Just out of curiosity, I assume a system boiler has to work with an unvented system and a system boiler cannot be put into a vented system? (due to the lack of pressure)
1. As cross thread.
2. An unvented system is usually taken as referring to a hot water system which does not have an open vent over (normally) the cold water storage cistern.
3. A sealed system refers to a central heating system which is not a combination (combi) boiler system, but which has no Feed and Expansion tank.
4. Any type of controllable (gas, oil, electric) boiler can run an unvented or a vented hot water system.
5. Provided the manufacturer's instruction allow it, any type of boiler can run a sealed or an open-vented central heating system.
So a quick look at a Glow Worm 30s manual (for example) mentions that the boiler likes 1.0 to 1.5bar water pressure and shuts off if the water pressure drops below 0.3bar. It flashes a warning at 0.5bar. So maybe you'd get away with a 6M head of water on a vented system? (Just put the header tank on the roof! LOL!)
That 1.0 to 1.5 bar is the sealed system pressure. Should you really want to (and I can't quite see why you would) you could pressurise the system with something like a Rothenburger RP30 pump. It should then not need re-pressurising more than once, perhaps twice a year. In theory it shouldn't need re-pressurising at all!

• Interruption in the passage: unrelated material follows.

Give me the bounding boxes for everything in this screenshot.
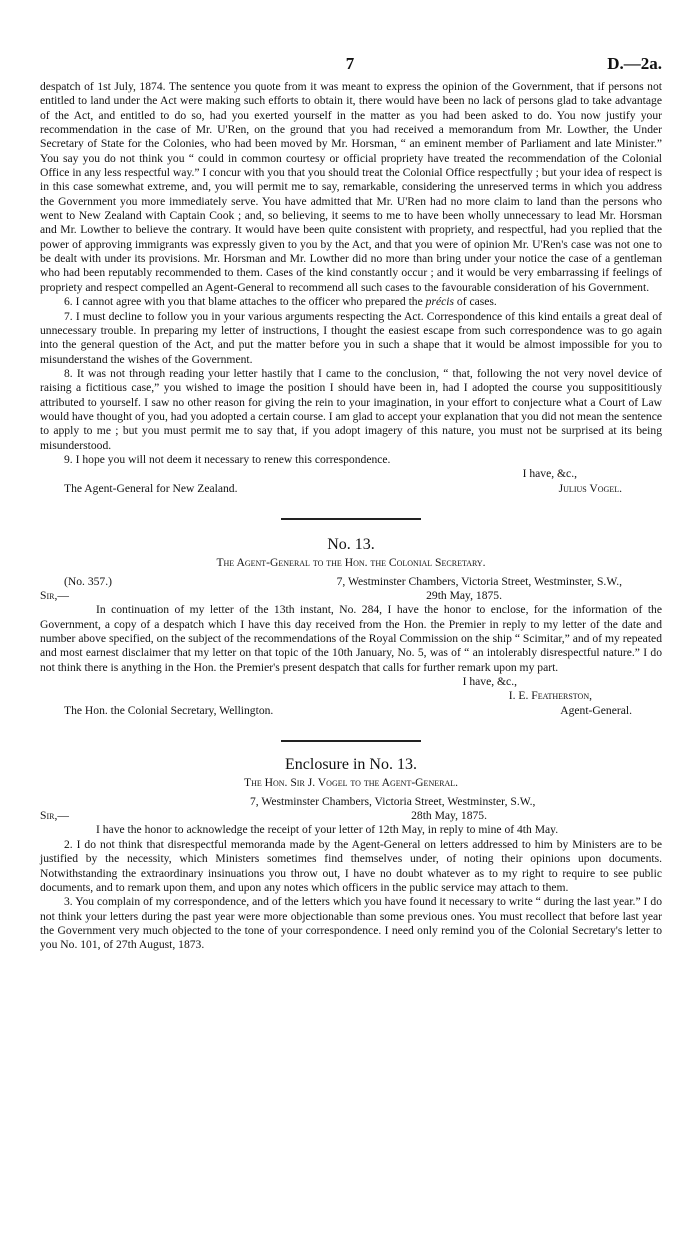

That 1.0 to 1.5 bar is the sealed system pressure. Should you really want to (and I can't quite see why you would) you could pressurise the system with something like a Rothenburger RP30 pump. It should then not need re-pressurising more than once, perhaps twice a year. In theory it shouldn't need re-pressurising at all!
But then it wouldn't be a vented system.
If the boiler gives a warning at 0.5 barg and cutoff at 0.3 barg, it would be OK in a typical 2-storey house with the header tank in the loft and the boiler on the ground floor - likely over 5m head, but might need to elevate the tank.
If not it might be possible to bypass the pressure switch, as long as the head is above the actual minimum required by the boiler.